Two men who served in world War II were awarded their much overdue service medals. The veterans have two different stories, but each are finally holding their well earned awards 70 years after their service.
Albert Malcos, 98, entered the military in 1942 and was a staff sergeant in the U.S. Army Air Corps. He flew two combat missions in a B-17 Flying Fortress bomber before his plane was shot down over German territory. He bailed out and was captured and held as a prisoner of war for 15 months. During his time in the prison camp some of the medals were given out and he told CNN affiliate KNXV that they may have just overlooked him.
Some of Malcos’ family members reached out to the office of Arizona Sen. Kyrsten Sinema for help. On May 29, Sinema, whose grandfather was a World War II veteran, gave Malcos the six medals he was awarded, including the Bronze Star. The Bronze Star is the US military’s fourth highest military decoration for valor and is given for heroic or meritorious achievement in a combat zone.
“They did what their country asked them to do, without thinking of their own sacrifice and without thinking of themselves as being heroes,” Sinema told KNXV.
Chambers Raymond Loring Chambers, 93, of Tampa, Florida, served in the US Navy from 1943 to 1946. Attached to the 5th Marine Division, he participated in the invasion of Iwo Jima, one of the Pacific Theater’s bloodiest battles. Chambers was wounded in the leg but was declared uninjured. It wasn’t until 60 years later that doctors found shrapnel in his leg.

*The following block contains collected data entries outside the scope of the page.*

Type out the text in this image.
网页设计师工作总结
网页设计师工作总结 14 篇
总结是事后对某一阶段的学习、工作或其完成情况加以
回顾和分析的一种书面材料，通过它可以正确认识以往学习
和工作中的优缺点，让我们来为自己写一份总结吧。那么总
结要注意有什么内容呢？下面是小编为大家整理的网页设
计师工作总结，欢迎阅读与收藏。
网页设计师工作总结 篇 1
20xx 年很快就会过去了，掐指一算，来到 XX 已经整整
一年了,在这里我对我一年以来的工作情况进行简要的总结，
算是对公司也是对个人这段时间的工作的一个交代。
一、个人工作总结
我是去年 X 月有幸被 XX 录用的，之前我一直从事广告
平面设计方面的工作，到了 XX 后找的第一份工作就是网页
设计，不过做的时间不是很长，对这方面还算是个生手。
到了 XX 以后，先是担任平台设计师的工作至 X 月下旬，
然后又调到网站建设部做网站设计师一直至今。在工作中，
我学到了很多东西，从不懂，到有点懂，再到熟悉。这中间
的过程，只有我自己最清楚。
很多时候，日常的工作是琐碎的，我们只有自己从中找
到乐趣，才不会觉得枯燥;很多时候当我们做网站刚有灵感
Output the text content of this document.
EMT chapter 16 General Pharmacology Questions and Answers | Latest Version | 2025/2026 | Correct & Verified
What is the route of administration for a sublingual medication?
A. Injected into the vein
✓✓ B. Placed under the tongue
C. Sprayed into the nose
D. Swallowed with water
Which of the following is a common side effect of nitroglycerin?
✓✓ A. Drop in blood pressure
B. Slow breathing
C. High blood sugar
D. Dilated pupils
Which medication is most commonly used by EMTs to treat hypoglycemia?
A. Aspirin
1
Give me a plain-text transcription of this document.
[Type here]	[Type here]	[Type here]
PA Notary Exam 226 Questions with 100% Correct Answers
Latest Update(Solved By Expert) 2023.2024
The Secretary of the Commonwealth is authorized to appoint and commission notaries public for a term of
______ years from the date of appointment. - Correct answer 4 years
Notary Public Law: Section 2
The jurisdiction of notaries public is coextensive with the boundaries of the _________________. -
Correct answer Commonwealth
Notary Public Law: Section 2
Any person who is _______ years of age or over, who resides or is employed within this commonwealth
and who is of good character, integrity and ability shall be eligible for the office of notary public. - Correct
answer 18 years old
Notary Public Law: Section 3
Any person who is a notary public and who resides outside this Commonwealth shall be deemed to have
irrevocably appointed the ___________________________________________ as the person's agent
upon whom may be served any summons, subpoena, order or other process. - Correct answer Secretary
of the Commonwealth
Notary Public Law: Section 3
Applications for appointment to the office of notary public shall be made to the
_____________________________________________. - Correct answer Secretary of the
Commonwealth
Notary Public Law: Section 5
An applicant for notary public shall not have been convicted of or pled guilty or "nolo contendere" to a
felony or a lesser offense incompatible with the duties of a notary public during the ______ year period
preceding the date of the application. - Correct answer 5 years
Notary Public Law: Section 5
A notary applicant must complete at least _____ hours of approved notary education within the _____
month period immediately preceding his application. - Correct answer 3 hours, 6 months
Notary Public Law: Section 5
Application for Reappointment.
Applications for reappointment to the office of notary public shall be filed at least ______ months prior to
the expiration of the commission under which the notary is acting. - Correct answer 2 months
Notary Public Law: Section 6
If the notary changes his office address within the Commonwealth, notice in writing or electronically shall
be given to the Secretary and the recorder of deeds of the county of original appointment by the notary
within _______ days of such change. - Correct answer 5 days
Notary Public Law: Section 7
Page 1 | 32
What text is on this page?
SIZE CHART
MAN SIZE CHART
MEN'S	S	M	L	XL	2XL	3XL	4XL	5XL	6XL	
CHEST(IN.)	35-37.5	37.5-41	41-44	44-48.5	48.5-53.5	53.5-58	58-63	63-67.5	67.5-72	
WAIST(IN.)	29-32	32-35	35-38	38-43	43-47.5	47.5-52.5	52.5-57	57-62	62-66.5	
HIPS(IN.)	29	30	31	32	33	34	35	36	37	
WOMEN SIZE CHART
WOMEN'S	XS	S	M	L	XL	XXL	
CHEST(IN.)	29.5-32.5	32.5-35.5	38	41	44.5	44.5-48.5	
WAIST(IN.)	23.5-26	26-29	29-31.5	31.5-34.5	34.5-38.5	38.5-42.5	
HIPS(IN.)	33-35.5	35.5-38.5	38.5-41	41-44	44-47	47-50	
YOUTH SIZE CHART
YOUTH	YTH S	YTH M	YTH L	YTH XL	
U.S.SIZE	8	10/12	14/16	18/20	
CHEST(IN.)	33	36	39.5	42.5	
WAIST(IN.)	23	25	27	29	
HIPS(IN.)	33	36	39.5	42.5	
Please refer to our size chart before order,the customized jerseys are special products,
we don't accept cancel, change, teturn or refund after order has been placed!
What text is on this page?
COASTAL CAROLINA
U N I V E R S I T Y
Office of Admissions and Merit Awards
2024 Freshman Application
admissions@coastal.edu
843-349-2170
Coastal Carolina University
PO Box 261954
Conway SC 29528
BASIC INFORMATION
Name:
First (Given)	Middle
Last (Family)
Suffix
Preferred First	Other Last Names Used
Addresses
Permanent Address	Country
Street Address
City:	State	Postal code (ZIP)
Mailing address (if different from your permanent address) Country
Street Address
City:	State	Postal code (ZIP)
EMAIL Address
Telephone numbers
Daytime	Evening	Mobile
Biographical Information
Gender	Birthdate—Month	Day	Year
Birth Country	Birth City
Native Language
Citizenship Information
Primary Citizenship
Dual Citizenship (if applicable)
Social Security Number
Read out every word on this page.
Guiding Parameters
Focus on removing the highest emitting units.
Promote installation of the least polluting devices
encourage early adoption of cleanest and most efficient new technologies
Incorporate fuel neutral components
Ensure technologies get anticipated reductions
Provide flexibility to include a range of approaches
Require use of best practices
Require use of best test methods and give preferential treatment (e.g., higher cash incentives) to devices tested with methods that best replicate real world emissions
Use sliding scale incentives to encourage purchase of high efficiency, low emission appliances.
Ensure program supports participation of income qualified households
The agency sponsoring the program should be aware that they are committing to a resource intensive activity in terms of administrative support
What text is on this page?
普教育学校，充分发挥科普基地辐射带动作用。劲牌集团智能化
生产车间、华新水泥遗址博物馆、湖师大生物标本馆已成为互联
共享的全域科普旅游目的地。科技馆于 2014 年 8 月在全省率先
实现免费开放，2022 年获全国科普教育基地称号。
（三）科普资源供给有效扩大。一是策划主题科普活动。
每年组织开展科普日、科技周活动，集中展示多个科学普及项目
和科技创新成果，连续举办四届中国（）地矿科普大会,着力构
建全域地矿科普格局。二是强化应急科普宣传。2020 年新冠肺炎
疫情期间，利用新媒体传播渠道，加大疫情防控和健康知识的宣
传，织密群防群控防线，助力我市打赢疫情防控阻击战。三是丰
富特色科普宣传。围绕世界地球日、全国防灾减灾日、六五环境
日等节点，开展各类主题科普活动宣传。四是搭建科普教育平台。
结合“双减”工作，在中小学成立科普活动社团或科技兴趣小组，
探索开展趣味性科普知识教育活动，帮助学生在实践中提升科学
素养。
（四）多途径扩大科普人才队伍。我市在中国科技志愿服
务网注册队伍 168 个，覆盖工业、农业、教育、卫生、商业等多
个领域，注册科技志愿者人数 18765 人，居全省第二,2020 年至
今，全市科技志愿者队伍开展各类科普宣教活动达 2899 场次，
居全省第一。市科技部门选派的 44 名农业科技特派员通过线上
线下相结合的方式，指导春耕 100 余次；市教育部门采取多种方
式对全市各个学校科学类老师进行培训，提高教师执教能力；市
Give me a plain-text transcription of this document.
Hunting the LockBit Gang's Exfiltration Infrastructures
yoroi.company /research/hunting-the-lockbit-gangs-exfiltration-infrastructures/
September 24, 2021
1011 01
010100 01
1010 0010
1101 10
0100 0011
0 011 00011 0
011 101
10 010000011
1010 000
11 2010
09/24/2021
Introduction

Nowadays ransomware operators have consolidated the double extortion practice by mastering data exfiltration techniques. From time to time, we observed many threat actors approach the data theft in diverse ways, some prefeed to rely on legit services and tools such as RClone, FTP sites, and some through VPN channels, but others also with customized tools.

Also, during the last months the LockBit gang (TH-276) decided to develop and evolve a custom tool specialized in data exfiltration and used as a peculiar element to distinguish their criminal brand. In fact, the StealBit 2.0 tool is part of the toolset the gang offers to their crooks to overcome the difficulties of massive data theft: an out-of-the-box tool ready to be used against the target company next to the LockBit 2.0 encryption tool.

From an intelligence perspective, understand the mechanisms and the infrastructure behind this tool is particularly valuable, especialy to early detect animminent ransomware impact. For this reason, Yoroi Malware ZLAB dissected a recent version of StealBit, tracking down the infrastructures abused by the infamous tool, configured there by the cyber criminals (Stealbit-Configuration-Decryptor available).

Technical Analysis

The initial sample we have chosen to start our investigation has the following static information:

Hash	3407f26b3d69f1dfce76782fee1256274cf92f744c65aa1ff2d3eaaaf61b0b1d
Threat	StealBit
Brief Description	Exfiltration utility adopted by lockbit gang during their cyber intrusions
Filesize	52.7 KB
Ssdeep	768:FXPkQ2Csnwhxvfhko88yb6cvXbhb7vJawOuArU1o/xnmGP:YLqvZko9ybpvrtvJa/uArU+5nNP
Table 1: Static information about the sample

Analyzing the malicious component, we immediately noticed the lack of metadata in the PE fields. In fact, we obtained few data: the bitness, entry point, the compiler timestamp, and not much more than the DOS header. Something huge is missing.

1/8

On May 24, Florida Rep. Kathy Castor awarded Chambers four service medals: An Asiatic Pacific Campaign Medal with two bronze stars representing two campaigns Chambers served in, the American Campaign Medal, the Combat Action Ribbon and the World War II Victory Medal.
“Less than 500,000 of the 16 million Americans who served in World War II are with us today, and it is our duty to thank them for their service and sacrifice,” Rep. Castor said.
The ceremony took place at the Jan Platt Library in Tampa where Chambers’ family gathered to watch him receive his medals. They took turns telling stories about Chambers and what the service awards meant to them.
Chambers ended the event by playing “God Bless America” on his harmonica.